Thursday, July 12, 2018

Card Sharks

When I was 9 or 10, I beat an old man at cribbage, high on a mountain. I have no recollection of this encounter, but my father swears it happened, and so it must be true.

This was during one of my family’s multi-day hiking outings when we’d string days on the trail with a night or two at an Appalachian Mountain Club hut. Apparently, the old man was both thrilled and surprised to have been out-pegged by a little girl. Maybe he’d gone easy on me. I have no idea.

The cribbage story is one of the tales my family tells of these outings – along with my older brother’s disagreement with the green spaghetti we ate one night and my younger brother filling his small, teddy bear-toting backpack with rocks along the trail. So I remember it without actually remembering.

I also don’t remember learning to play cribbage, although I imagine this happened over a series of winter nights spent in Franconia, where we came to ski on weekends – and where, when I was growing up, our television received only one or two channels, and that only if the cloud cover was aligned perfectly over the unwieldy antenna on the roof.

In the absence of television and smart phones (heck, back then we shared a party line with the other half-dozen houses on our road), we either read or played games through the long winter evenings and the occasional summer nights spent at the house. There were rousing, post-supper, multi-generational rounds of Balderdash and Pictionary and Trivial Pursuit when friends were over. And, apparently, quieter and more contemplative contests over the cribbage board when fewer people occupied the living room.

Despite growing up in the digital age, my children have become quite the little card sharks in recent years. I will take very little credit for this, as I don’t have the patience to teach card games, with all their intricacies, to anyone. Some games I have learned – or re-learned – along with the kids.

My husband has taught the kids to play Hearts and what we call Bull Poop (rather than the more adult-language name for the game), along with a couple variations of solitaire. He and my parents have also worked to hone the kids’ cribbage skills. Friends have taught them to play Kings in the Corner and Beggar My Neighbor.

Most nights after dinner, at least one of the kids asks to play some card game or another, and in these summer evenings that seem to stretch long between dinner and bed, we usually fit in a round or two of something.

Already, the children have developed a sense for card game strategizing that often escapes me. They delight in holding the Queen of Spades and giving her away at the perfect time in Hearts, and they usually know someone is trying to “shoot the moon” before I do. They can often tell when someone is bluffing at Bull Poop and have learned to count ahead to see which cards they should try to unload at which turn.

It is only at cribbage where I feel I have a slight advantage, but I may be fooling myself here. My older daughter tallies each hand quickly in her head and sometimes knows my score before I have finished counting it out. Both she and her brother have beaten me in cribbage fair and square. (I have never been the mom who lets her kids win – except, perhaps, when they were tiny and wanted to play Candy Land, and I tried to organize the cards so the game wouldn’t last to the point of boring me to tears.)

Last week, the littlest one wanted to learn to play cribbage.
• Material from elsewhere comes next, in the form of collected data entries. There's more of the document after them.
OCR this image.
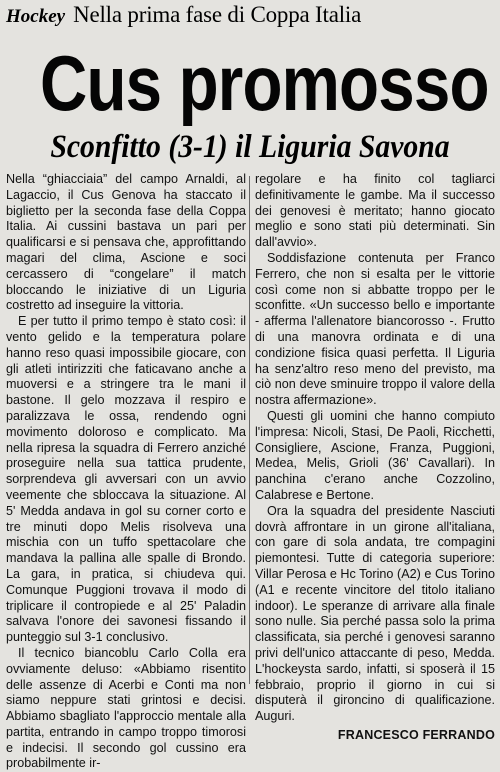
Hockey Nella prima fase di Coppa Italia
Cus promosso
Sconfitto (3-1) il Liguria Savona

Nella “ghiacciaia” del campo Arnaldi, al Lagaccio, il Cus Genova ha staccato il biglietto per la seconda fase della Coppa Italia. Ai cussini bastava un pari per qualificarsi e si pensava che, approfittando magari del clima, Ascione e soci cercassero di “congelare” il match bloccando le iniziative di un Liguria costretto ad inseguire la vittoria.

E per tutto il primo tempo è stato così: il vento gelido e la temperatura polare hanno reso quasi impossibile giocare, con gli atleti intirizziti che faticavano anche a muoversi e a stringere tra le mani il bastone. Il gelo mozzava il respiro e paralizzava le ossa, rendendo ogni movimento doloroso e complicato. Ma nella ripresa la squadra di Ferrero anziché proseguire nella sua tattica prudente, sorprendeva gli avversari con un avvio veemente che sbloccava la situazione. Al 5' Medda andava in gol su corner corto e tre minuti dopo Melis risolveva una mischia con un tuffo spettacolare che mandava la pallina alle spalle di Brondo. La gara, in pratica, si chiudeva qui. Comunque Puggioni trovava il modo di triplicare il contropiede e al 25' Paladin salvava l'onore dei savonesi fissando il punteggio sul 3-1 conclusivo.

Il tecnico biancoblu Carlo Colla era ovviamente deluso: «Abbiamo risentito delle assenze di Acerbi e Conti ma non siamo neppure stati grintosi e decisi. Abbiamo sbagliato l'approccio mentale alla partita, entrando in campo troppo timorosi e indecisi. Il secondo gol cussino era probabilmente ir-

regolare e ha finito col tagliarci definitivamente le gambe. Ma il successo dei genovesi è meritato; hanno giocato meglio e sono stati più determinati. Sin dall'avvio».

Soddisfazione contenuta per Franco Ferrero, che non si esalta per le vittorie così come non si abbatte troppo per le sconfitte. «Un successo bello e importante - afferma l'allenatore biancorosso -. Frutto di una manovra ordinata e di una condizione fisica quasi perfetta. Il Liguria ha senz'altro reso meno del previsto, ma ciò non deve sminuire troppo il valore della nostra affermazione».

Questi gli uomini che hanno compiuto l'impresa: Nicoli, Stasi, De Paoli, Ricchetti, Consigliere, Ascione, Franza, Puggioni, Medea, Melis, Grioli (36' Cavallari). In panchina c'erano anche Cozzolino, Calabrese e Bertone.

Ora la squadra del presidente Nasciuti dovrà affrontare in un girone all'italiana, con gare di sola andata, tre compagini piemontesi. Tutte di categoria superiore: Villar Perosa e Hc Torino (A2) e Cus Torino (A1 e recente vincitore del titolo italiano indoor). Le speranze di arrivare alla finale sono nulle. Sia perché passa solo la prima classificata, sia perché i genovesi saranno privi dell'unico attaccante di peso, Medda. L'hockeysta sardo, infatti, si sposerà il 15 febbraio, proprio il giorno in cui si disputerà il gironcino di qualificazione. Auguri.

FRANCESCO FERRANDO
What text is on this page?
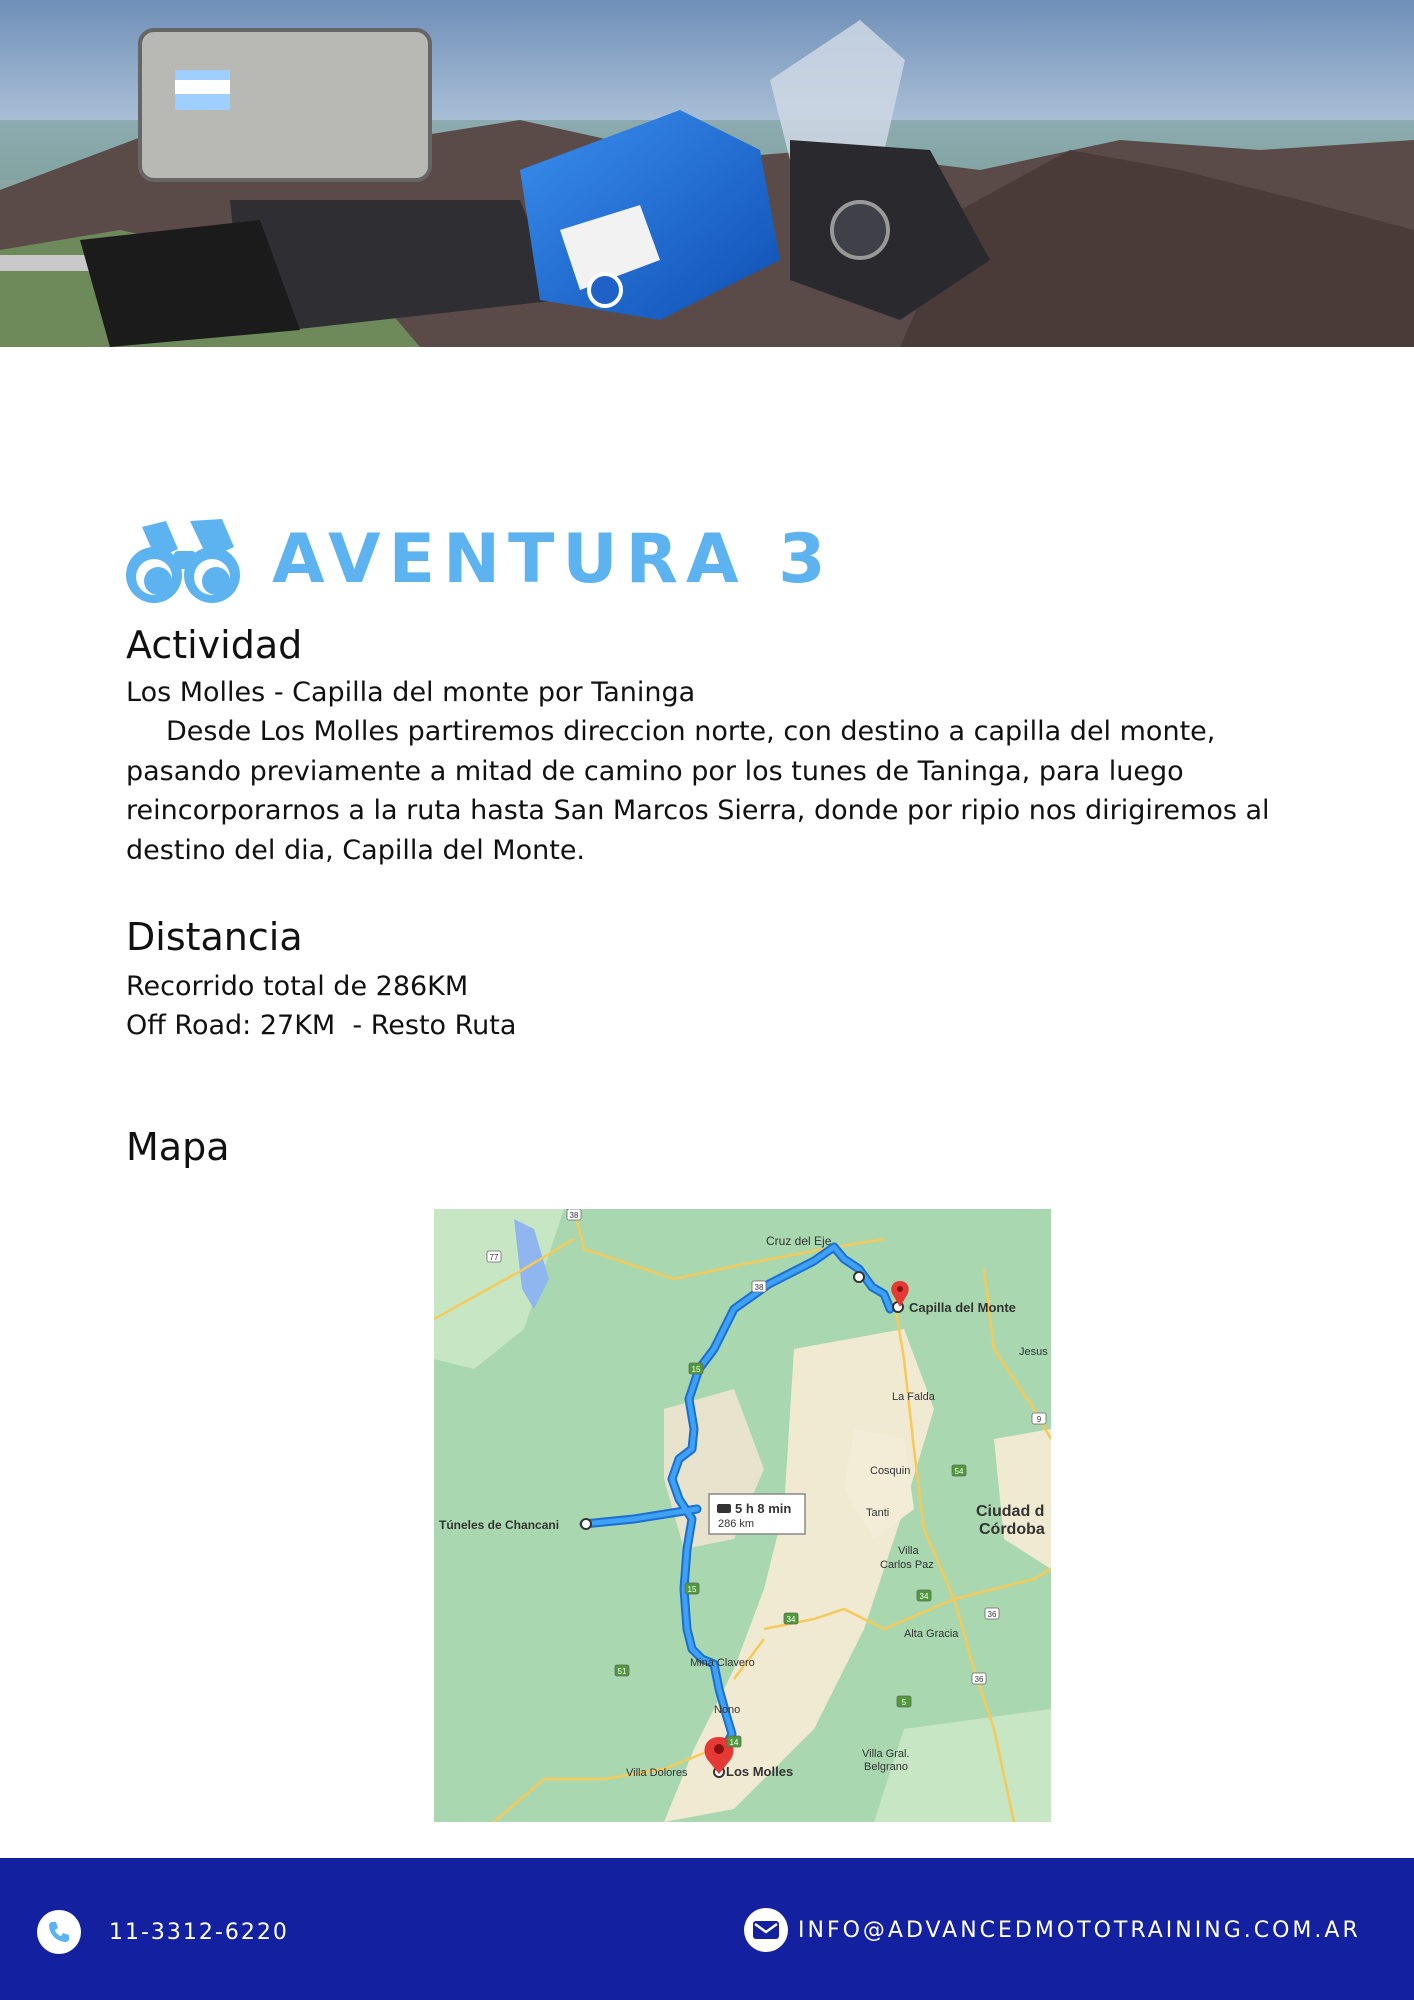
AVENTURA 3
Actividad

Los Molles - Capilla del monte por Taninga

Desde Los Molles partiremos direccion norte, con destino a capilla del monte, pasando previamente a mitad de camino por los tunes de Taninga, para luego reincorporarnos a la ruta hasta San Marcos Sierra, donde por ripio nos dirigiremos al destino del dia, Capilla del Monte.

Distancia

Recorrido total de 286KM

Off Road: 27KM  - Resto Ruta

Mapa
5 h 8 min
286 km
Cruz del Eje
Capilla del Monte
Jesus
La Falda
Cosquin
Tanti	Ciudad d
Córdoba
Villa
Carlos Paz
Alta Gracia
Túneles de Chancani
Mina Clavero
Nono
Villa Dolores	Los Molles
Villa Gral.
Belgrano
38
77
38
15
9
54
15
34
34
36
36
51
14
5
11-3312-6220	INFO@ADVANCEDMOTOTRAINING.COM.AR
She played against a sibling with my husband’s help and was soon ready to tackle the game solo. In her first game on her own, she beat me, and was on the way to skunking me before I managed to close the gap in the last hand.

I think there’s probably some educational value in the card-playing – basic math, planning ahead, having to choose what to keep and what to let go. Mostly, though, it’s just a fun way to pass the time together – wherever we are. A deck of cards slips easily into a pocket or a purse – or a backpack.

Later this summer, we have a two-night hut trip planned in the mountains with another family of card-playing friends. We’ll pack a couple of decks of cards and our smallest cribbage board. Perhaps one of the kids will challenge a stranger to a round, and that will become part of the story we tell many years – and many rounds of cribbage – from now. 

Original content by Meghan McCarthy McPhaul, posted to her blog, Writings From a Full Life. This essay also appears as Meghan's Close to Home column in the July 13, 2018 issue of the Littleton Record.